Whole transcriptome analysis of brain hippocampal tissue from young and old senescence-accelerated prone SAMP8 mice treated with control diet and J147-containing diet

AD drug discovery has rarely been addressed in the context of aging even though sporadic AD accounts for 99% of the cases. Phenotypic screens based upon old age-associated brain toxicities were used to develop the potent AD drug candidate J147. Here, we hypothesized that J147 would be effective against both brain aging and AD-associated pathology in rapidly aging SAMP8 mice, a model for early sporadic AD. An inclusive and integrative multi-omics approach was used to investigate protein expression, RNA expression, metabolite levels as well as cognition in old and young SAMP8 mice. J147 not only reduced the cognitive deficits and associated metabolic changes observed in old SAMP8 mice, it restored the levels of multiple markers of AD, vascular pathology, synaptic function, and inflammation to those approaching the young phenotype. Our data show that a drug candidate selected upon the basis of preventing old age-related brain toxicities also reduces AD-associated pathology.
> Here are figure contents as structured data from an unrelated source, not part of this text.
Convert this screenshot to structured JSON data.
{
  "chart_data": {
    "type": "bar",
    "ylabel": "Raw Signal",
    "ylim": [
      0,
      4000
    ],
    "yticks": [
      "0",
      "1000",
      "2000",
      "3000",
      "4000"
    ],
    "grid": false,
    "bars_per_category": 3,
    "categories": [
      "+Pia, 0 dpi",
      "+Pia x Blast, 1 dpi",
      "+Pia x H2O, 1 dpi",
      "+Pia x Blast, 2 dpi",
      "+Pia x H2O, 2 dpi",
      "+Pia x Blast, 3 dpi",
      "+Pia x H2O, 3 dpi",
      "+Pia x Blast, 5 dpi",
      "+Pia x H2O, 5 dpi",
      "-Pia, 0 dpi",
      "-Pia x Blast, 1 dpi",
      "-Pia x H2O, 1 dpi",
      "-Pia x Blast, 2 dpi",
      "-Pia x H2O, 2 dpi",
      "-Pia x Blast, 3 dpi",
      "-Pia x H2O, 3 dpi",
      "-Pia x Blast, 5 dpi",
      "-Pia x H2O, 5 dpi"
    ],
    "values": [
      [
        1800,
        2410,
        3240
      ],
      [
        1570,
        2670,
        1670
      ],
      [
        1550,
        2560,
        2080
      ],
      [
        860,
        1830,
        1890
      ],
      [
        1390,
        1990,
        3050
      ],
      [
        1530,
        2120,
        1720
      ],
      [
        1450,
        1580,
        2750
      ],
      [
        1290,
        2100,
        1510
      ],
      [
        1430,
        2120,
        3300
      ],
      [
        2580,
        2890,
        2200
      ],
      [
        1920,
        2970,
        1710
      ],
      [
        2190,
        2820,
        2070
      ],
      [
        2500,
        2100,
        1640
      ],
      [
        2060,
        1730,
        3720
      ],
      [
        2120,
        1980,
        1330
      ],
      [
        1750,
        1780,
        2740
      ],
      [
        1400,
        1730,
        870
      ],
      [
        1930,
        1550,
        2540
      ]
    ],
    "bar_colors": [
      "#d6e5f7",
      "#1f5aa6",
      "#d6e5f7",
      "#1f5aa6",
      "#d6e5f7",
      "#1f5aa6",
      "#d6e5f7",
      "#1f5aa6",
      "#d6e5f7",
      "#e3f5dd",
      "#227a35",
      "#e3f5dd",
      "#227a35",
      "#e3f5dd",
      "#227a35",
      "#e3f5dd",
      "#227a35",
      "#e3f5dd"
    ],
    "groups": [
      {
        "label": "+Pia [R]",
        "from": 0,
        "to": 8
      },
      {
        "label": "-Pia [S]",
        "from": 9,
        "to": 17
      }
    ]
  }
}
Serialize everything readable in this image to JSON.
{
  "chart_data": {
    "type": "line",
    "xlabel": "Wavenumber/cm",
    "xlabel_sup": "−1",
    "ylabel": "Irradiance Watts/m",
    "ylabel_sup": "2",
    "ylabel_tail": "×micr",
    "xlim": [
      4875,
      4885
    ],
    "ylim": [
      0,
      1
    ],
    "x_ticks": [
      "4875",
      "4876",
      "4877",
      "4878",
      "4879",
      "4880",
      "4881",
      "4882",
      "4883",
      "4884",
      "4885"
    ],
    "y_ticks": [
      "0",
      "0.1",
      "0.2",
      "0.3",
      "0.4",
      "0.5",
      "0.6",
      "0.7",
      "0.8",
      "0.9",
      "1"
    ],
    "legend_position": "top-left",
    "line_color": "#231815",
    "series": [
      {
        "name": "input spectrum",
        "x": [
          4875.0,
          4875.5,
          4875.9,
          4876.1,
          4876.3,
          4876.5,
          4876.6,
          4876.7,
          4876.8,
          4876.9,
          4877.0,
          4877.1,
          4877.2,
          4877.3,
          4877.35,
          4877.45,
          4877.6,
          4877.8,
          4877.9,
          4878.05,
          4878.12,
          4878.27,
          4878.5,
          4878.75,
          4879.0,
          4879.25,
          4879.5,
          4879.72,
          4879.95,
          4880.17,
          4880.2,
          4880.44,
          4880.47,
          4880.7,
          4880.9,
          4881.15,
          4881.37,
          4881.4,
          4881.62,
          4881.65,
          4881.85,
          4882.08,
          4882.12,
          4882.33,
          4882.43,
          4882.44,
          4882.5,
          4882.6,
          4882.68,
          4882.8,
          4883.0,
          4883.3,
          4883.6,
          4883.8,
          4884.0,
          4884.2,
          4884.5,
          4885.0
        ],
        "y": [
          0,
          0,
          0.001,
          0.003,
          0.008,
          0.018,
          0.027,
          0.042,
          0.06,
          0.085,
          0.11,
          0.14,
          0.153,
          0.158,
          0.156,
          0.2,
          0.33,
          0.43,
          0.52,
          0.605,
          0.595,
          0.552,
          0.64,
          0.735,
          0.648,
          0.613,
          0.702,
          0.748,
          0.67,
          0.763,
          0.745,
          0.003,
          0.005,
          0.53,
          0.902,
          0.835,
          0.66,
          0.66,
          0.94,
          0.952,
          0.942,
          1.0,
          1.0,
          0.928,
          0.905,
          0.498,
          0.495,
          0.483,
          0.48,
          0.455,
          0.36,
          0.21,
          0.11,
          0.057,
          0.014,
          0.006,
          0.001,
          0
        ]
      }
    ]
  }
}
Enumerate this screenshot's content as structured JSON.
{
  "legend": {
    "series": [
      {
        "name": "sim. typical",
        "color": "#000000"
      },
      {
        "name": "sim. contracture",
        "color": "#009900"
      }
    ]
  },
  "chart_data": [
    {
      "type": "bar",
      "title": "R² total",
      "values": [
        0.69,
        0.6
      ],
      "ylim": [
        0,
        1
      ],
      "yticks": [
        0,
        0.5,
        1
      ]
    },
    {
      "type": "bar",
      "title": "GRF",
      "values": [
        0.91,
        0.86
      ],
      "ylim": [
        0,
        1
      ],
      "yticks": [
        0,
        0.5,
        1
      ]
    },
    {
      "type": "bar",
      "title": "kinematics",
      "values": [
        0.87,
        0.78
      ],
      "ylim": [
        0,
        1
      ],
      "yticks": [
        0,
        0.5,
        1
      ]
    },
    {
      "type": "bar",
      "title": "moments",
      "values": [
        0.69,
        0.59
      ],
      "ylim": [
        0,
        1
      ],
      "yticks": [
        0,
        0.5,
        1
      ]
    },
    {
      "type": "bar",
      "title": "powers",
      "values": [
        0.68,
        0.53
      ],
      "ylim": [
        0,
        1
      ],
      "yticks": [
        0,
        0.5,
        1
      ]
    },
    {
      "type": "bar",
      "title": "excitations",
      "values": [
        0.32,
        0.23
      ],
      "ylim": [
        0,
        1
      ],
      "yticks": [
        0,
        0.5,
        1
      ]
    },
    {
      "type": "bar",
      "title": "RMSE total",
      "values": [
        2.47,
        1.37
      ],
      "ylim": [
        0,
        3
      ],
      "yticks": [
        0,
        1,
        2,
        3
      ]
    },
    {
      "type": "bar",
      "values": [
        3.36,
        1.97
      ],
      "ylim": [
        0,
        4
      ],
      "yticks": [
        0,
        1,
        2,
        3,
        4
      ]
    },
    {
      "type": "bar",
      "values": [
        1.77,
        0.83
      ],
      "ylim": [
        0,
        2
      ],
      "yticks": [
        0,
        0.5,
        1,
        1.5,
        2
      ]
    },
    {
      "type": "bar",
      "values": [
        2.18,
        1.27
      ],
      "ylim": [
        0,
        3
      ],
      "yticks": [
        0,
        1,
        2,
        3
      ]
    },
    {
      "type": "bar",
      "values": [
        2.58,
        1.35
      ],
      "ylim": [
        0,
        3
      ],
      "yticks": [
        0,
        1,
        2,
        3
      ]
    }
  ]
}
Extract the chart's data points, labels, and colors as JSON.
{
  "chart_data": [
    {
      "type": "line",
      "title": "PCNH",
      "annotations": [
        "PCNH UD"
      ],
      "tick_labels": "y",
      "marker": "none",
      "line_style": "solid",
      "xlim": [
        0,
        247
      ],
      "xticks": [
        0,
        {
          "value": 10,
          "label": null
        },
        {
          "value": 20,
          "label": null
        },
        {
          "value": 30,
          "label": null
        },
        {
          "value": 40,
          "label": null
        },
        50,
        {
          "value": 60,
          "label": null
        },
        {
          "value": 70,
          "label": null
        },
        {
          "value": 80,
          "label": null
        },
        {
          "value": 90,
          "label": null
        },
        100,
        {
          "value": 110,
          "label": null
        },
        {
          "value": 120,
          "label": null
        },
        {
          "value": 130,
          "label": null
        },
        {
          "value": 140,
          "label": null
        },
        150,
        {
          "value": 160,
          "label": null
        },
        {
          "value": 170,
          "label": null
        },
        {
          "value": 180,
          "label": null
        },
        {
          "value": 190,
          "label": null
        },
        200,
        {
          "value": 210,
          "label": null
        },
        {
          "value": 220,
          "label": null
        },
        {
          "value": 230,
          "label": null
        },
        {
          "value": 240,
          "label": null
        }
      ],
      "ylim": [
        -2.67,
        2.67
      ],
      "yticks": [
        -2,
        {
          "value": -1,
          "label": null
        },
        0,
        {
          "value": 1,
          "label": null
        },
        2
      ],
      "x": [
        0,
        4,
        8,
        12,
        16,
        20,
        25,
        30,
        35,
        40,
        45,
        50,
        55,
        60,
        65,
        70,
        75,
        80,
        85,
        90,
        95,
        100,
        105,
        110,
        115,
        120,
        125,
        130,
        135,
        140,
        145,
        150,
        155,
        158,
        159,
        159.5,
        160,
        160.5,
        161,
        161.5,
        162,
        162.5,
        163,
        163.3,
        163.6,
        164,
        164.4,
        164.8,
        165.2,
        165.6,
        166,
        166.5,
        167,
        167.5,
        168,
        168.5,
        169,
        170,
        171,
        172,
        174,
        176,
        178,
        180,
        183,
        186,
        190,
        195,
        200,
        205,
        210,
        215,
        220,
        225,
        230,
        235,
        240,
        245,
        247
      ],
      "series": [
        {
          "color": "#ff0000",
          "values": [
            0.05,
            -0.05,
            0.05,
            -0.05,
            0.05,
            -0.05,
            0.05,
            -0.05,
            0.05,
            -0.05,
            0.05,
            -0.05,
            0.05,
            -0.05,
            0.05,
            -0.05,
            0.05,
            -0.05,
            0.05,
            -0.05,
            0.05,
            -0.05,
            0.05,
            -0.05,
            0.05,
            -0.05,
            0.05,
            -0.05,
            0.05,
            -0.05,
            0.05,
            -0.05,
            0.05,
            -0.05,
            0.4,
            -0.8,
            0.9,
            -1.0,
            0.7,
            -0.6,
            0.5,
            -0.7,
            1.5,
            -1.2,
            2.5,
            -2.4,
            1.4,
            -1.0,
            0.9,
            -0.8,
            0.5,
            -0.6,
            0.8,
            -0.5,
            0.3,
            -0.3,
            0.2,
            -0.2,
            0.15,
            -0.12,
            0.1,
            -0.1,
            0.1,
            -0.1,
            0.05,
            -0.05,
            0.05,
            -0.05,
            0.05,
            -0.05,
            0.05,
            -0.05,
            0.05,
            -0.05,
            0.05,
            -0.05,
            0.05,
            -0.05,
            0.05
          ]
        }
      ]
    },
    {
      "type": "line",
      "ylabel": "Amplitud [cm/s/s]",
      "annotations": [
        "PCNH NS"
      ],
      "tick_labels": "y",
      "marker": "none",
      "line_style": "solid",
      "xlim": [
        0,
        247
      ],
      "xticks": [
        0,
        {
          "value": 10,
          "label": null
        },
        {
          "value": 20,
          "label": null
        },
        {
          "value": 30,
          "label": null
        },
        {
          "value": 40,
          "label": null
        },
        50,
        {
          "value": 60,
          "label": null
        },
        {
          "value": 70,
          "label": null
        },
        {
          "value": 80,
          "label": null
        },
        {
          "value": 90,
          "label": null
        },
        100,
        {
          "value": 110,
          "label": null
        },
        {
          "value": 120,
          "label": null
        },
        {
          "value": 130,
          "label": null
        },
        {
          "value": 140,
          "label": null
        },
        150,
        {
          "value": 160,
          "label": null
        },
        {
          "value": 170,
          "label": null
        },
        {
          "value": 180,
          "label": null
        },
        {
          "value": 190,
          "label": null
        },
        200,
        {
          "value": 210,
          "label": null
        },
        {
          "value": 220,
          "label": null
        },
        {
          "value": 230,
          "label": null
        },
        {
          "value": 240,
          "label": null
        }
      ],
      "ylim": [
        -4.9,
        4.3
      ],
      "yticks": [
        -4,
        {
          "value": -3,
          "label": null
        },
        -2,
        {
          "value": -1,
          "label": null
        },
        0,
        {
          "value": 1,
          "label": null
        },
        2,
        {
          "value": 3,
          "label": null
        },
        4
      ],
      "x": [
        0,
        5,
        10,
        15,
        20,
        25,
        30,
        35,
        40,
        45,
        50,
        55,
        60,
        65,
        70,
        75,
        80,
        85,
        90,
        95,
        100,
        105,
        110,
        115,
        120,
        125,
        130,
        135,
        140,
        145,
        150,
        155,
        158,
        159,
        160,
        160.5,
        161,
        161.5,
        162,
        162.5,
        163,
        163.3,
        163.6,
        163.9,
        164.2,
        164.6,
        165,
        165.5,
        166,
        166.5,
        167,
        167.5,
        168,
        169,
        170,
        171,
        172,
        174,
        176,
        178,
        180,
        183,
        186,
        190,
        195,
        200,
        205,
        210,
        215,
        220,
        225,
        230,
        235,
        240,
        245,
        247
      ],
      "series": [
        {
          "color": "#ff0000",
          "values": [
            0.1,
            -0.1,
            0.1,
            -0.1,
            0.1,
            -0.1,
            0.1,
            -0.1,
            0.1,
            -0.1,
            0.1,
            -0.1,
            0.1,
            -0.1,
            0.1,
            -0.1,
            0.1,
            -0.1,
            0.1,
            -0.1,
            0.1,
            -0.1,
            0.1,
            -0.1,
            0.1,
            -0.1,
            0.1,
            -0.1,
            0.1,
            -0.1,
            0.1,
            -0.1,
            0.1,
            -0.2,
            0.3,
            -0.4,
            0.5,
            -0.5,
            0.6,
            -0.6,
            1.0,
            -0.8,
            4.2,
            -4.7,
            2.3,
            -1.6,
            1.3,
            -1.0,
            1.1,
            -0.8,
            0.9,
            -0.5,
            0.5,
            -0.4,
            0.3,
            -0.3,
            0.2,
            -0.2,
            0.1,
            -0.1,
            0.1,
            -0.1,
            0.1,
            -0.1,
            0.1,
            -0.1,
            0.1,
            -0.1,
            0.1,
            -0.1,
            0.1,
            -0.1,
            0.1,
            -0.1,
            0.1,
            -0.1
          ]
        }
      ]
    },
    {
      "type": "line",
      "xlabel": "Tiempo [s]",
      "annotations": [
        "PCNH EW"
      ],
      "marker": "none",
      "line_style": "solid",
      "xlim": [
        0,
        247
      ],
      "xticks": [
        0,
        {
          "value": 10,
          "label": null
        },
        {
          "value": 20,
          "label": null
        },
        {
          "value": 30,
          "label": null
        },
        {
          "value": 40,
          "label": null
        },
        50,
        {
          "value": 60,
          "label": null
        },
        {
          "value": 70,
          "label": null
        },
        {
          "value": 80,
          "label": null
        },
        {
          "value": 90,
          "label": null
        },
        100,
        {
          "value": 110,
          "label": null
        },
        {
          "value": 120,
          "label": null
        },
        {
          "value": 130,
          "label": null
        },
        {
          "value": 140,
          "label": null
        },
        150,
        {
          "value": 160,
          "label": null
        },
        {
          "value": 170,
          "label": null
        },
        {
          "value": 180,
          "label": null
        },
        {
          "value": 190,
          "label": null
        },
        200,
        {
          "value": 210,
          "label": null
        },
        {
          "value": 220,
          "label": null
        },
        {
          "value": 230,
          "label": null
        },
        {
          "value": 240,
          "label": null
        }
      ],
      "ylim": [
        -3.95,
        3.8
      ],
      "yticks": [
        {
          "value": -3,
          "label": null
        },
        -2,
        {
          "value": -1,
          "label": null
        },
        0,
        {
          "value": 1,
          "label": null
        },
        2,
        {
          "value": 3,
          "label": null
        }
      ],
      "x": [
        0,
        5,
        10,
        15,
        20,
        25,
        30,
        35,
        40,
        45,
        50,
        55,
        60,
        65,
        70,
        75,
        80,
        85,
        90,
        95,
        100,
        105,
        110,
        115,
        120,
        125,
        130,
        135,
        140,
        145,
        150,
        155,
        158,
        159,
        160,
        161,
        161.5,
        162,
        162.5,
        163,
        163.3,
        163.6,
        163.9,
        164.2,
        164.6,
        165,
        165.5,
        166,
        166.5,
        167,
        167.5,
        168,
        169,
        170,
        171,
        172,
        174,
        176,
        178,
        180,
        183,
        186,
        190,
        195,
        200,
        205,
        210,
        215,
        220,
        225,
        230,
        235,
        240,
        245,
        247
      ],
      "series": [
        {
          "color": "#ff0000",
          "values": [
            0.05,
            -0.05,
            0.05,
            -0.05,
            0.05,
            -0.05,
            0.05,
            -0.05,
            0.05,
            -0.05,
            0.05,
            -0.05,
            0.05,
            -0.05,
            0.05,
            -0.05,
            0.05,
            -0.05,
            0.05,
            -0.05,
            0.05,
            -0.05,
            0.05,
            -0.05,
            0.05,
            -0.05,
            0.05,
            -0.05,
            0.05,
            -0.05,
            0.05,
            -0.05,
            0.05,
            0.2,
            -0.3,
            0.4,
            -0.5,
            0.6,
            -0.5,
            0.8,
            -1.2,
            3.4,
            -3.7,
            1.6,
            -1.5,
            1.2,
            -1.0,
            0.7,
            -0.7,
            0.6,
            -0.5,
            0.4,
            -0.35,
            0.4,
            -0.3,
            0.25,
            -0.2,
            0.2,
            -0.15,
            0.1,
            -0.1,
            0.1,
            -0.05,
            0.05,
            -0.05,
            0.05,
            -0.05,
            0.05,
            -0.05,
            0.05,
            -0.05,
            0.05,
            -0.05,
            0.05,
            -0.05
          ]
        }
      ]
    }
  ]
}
尽管99%的阿尔茨海默病（Alzheimer's Disease, AD）病例为散发性病例，但针对衰老背景下的AD药物研发相关研究却鲜有开展。基于老年相关脑毒性的表型筛选，被用于开发强效AD候选药物J147。本研究假设，J147可在快速老化SAMP8小鼠——一种早发性散发性AD模型——中同时对抗脑衰老与AD相关病理损伤。本研究采用全面整合的多组学（multi-omics）策略，对年轻与老年SAMP8小鼠的蛋白质表达、RNA表达、代谢物水平及认知功能开展了系统性探究。J147不仅改善了老年SAMP8小鼠的认知缺陷及其伴随的代谢紊乱，还将AD、血管病理、突触功能与炎症的多种标志物水平恢复至接近年轻小鼠的表型状态。本研究数据表明，基于预防老年相关脑毒性筛选得到的候选药物，同样能够减轻AD相关病理损伤。